朝食に、乳製品や大豆製品をプラスしたり、サラダにツナやサバ缶を加えたり、間食に高たんぱくのギリシャヨーグルトやチーズ、プロテインバーなどを摂ったりする方法も有効です。日常、自分が嫌にならないタンパク質の摂り方の工夫が重要です。
このことは、必ず将来の健康に繋がります。
また、動物性タンパク質と植物性タンパク質では、動物性が必要なアミノ酸を豊富にバランスよく含みます。魚や肉、乳製品には、必須アミノ酸のロイシンを豊富に含むからです。他方、植物性タンパク質は、必須アミノ酸の種類や量は劣りますが脂質が少なく、脂肪の燃焼を助ける働きを持つアミノ酸のアルギニンを多く含みます。

次回、フレイルについてお話したいと思っています。

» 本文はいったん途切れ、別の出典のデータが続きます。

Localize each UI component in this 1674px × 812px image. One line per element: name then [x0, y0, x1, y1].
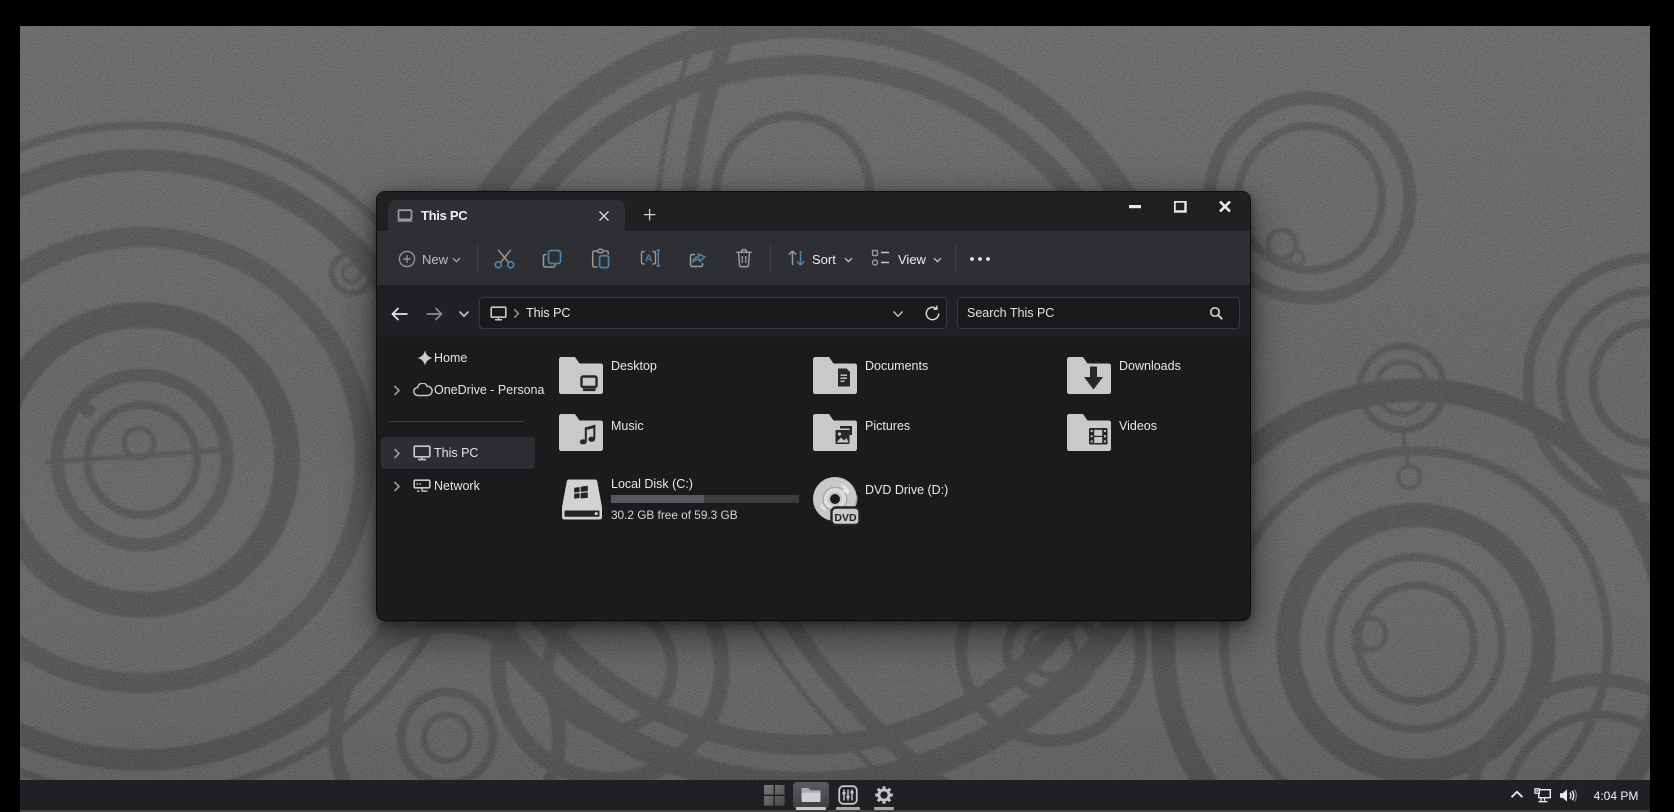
svg-text:A: A — [645, 253, 653, 265]
svg-text:DVD: DVD — [834, 512, 857, 524]
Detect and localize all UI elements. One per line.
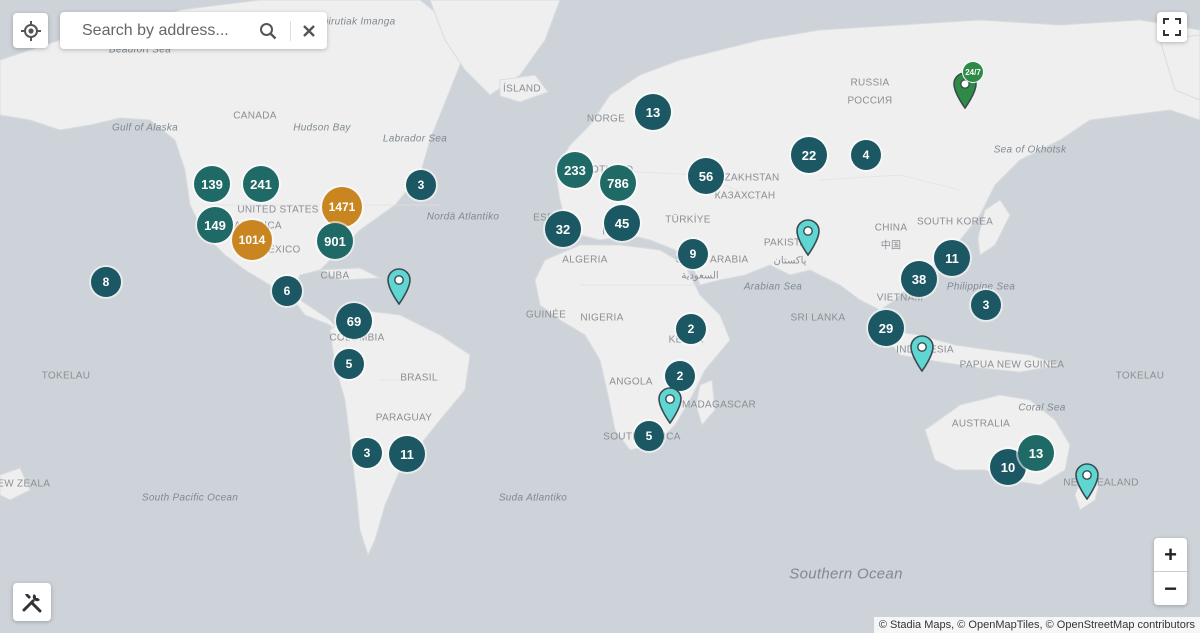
search-divider bbox=[290, 21, 291, 41]
map-pin-icon bbox=[796, 219, 820, 257]
map-label-53: Southern Ocean bbox=[789, 565, 903, 583]
map-label-33: SRI LANKA bbox=[790, 312, 846, 324]
cluster-marker[interactable]: 1471 bbox=[322, 187, 362, 227]
map-pin-icon bbox=[910, 335, 934, 373]
map-label-19: КАЗАХСТАН bbox=[714, 190, 776, 202]
fullscreen-icon bbox=[1163, 18, 1181, 36]
cluster-marker[interactable]: 9 bbox=[678, 239, 708, 269]
map-label-5: Labrador Sea bbox=[382, 133, 448, 145]
search-icon[interactable] bbox=[259, 22, 277, 40]
map-label-42: TOKELAU bbox=[41, 370, 91, 382]
cluster-marker[interactable]: 6 bbox=[272, 276, 302, 306]
map-label-48: Coral Sea bbox=[1018, 402, 1066, 414]
cluster-marker[interactable]: 139 bbox=[194, 166, 230, 202]
cluster-marker[interactable]: 32 bbox=[545, 211, 581, 247]
pin-marker-caribbean[interactable] bbox=[386, 267, 412, 306]
pin-marker-new-zealand[interactable] bbox=[1074, 462, 1100, 501]
map-pin-icon bbox=[1075, 463, 1099, 501]
zoom-control: + − bbox=[1154, 538, 1187, 605]
cluster-marker[interactable]: 5 bbox=[634, 421, 664, 451]
zoom-in-button[interactable]: + bbox=[1154, 538, 1187, 572]
map-label-27: CHINA bbox=[874, 222, 908, 234]
map-attribution: © Stadia Maps, © OpenMapTiles, © OpenStr… bbox=[873, 617, 1200, 633]
map-label-24: السعودية bbox=[681, 270, 719, 282]
pin-marker-indonesia[interactable] bbox=[909, 334, 935, 373]
cluster-marker[interactable]: 38 bbox=[901, 261, 937, 297]
map-label-10: Nordä Atlantiko bbox=[426, 211, 500, 223]
map-label-37: ANGOLA bbox=[609, 376, 653, 388]
cluster-marker[interactable]: 69 bbox=[336, 303, 372, 339]
cluster-marker[interactable]: 2 bbox=[676, 314, 706, 344]
cluster-marker[interactable]: 11 bbox=[389, 436, 425, 472]
map-label-30: Arabian Sea bbox=[743, 281, 803, 293]
map-label-34: GUINÉE bbox=[525, 309, 567, 321]
cluster-marker[interactable]: 5 bbox=[334, 349, 364, 379]
fullscreen-button[interactable] bbox=[1157, 12, 1187, 42]
cluster-marker[interactable]: 3 bbox=[971, 290, 1001, 320]
map-label-4: Hudson Bay bbox=[293, 122, 351, 134]
map-label-6: UNITED STATES bbox=[237, 204, 319, 216]
cluster-marker[interactable]: 3 bbox=[352, 438, 382, 468]
close-icon[interactable] bbox=[302, 24, 316, 38]
cluster-marker[interactable]: 1014 bbox=[232, 220, 272, 260]
cluster-marker[interactable]: 56 bbox=[688, 158, 724, 194]
map-label-29: SOUTH KOREA bbox=[916, 216, 994, 228]
cluster-marker[interactable]: 241 bbox=[243, 166, 279, 202]
cluster-marker[interactable]: 22 bbox=[791, 137, 827, 173]
cluster-marker[interactable]: 29 bbox=[868, 310, 904, 346]
cluster-marker[interactable]: 149 bbox=[197, 207, 233, 243]
tools-icon bbox=[22, 594, 42, 613]
tools-button[interactable] bbox=[13, 583, 51, 621]
map-label-50: NEW ZEALA bbox=[0, 478, 51, 490]
pin-marker-russia-247[interactable]: 24/7 bbox=[952, 61, 984, 110]
zoom-out-button[interactable]: − bbox=[1154, 572, 1187, 605]
map-label-43: TOKELAU bbox=[1115, 370, 1165, 382]
cluster-marker[interactable]: 3 bbox=[406, 170, 436, 200]
map-label-9: CUBA bbox=[320, 270, 350, 282]
map-label-2: Gulf of Alaska bbox=[111, 122, 179, 134]
cluster-marker[interactable]: 13 bbox=[1018, 435, 1054, 471]
map-label-26: پاکستان bbox=[773, 255, 807, 267]
map-label-20: TÜRKİYE bbox=[665, 214, 711, 226]
map-canvas[interactable]: Saknirutiak Imanga Beaufort Sea Gulf of Al… bbox=[0, 0, 1200, 633]
pin-marker-pakistan[interactable] bbox=[795, 218, 821, 257]
map-label-45: BRASIL bbox=[400, 372, 438, 384]
pin-marker-mozambique[interactable] bbox=[657, 386, 683, 425]
map-label-51: South Pacific Ocean bbox=[141, 492, 239, 504]
search-input[interactable] bbox=[80, 20, 252, 41]
map-label-38: MADAGASCAR bbox=[681, 399, 757, 411]
map-label-47: AUSTRALIA bbox=[951, 418, 1011, 430]
open-24-7-badge: 24/7 bbox=[962, 61, 984, 83]
search-bar bbox=[60, 12, 327, 49]
map-label-13: RUSSIA bbox=[850, 77, 890, 89]
map-label-3: CANADA bbox=[233, 110, 277, 122]
cluster-marker[interactable]: 45 bbox=[604, 205, 640, 241]
cluster-marker[interactable]: 233 bbox=[557, 152, 593, 188]
map-label-15: Sea of Okhotsk bbox=[993, 144, 1067, 156]
map-label-41: PAPUA NEW GUINEA bbox=[959, 359, 1065, 371]
cluster-marker[interactable]: 8 bbox=[91, 267, 121, 297]
map-label-52: Suda Atlantiko bbox=[498, 492, 568, 504]
map-label-11: ÍSLAND bbox=[503, 83, 541, 95]
cluster-marker[interactable]: 4 bbox=[851, 140, 881, 170]
cluster-marker[interactable]: 901 bbox=[317, 223, 353, 259]
map-label-35: NIGERIA bbox=[580, 312, 624, 324]
locate-button[interactable] bbox=[13, 13, 48, 48]
crosshair-icon bbox=[20, 20, 41, 41]
cluster-marker[interactable]: 11 bbox=[934, 240, 970, 276]
map-pin-icon bbox=[387, 268, 411, 306]
map-label-22: ALGERIA bbox=[562, 254, 608, 266]
map-label-14: РОССИЯ bbox=[847, 95, 893, 107]
map-label-28: 中国 bbox=[880, 240, 902, 252]
map-label-12: NORGE bbox=[586, 113, 626, 125]
cluster-marker[interactable]: 13 bbox=[635, 94, 671, 130]
cluster-marker[interactable]: 786 bbox=[600, 165, 636, 201]
map-label-46: PARAGUAY bbox=[375, 412, 433, 424]
map-pin-icon bbox=[658, 387, 682, 425]
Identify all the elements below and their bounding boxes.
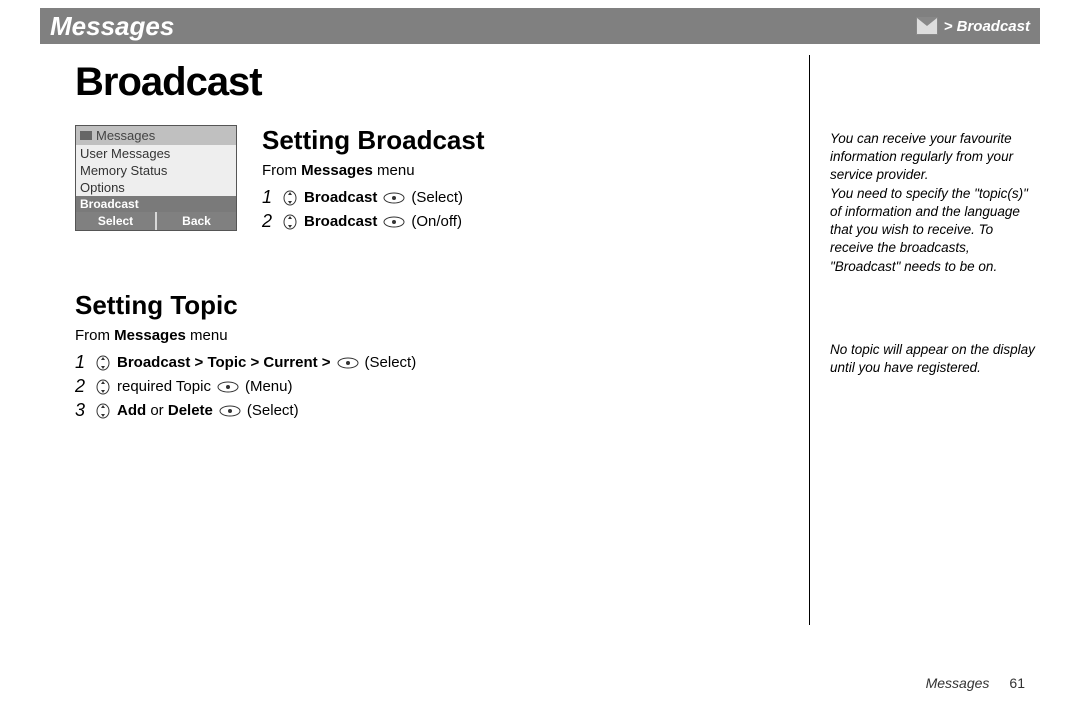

興味のある方はご期待下さい。
歳を重ねても人の手を患わせることなく、「自らの足で歩けること」が大切です。
介護の必要な身体でなく自ら元気に日々暮らせることの第一歩は、正しい知識による生活と運動です。薬やサプリメントだけで筋肉が増強することはあり得ません。タンパク質の摂取と運動を実行することが実現の早道です。「自分は大丈夫」はあり得ないのです。

興味のある方は、藤田聡著、「眠れなくなるほど面白い たんぱく質の話し」 日本文芸社、850円 をお勧めします。分かりやすくタンパク質の説明がされています。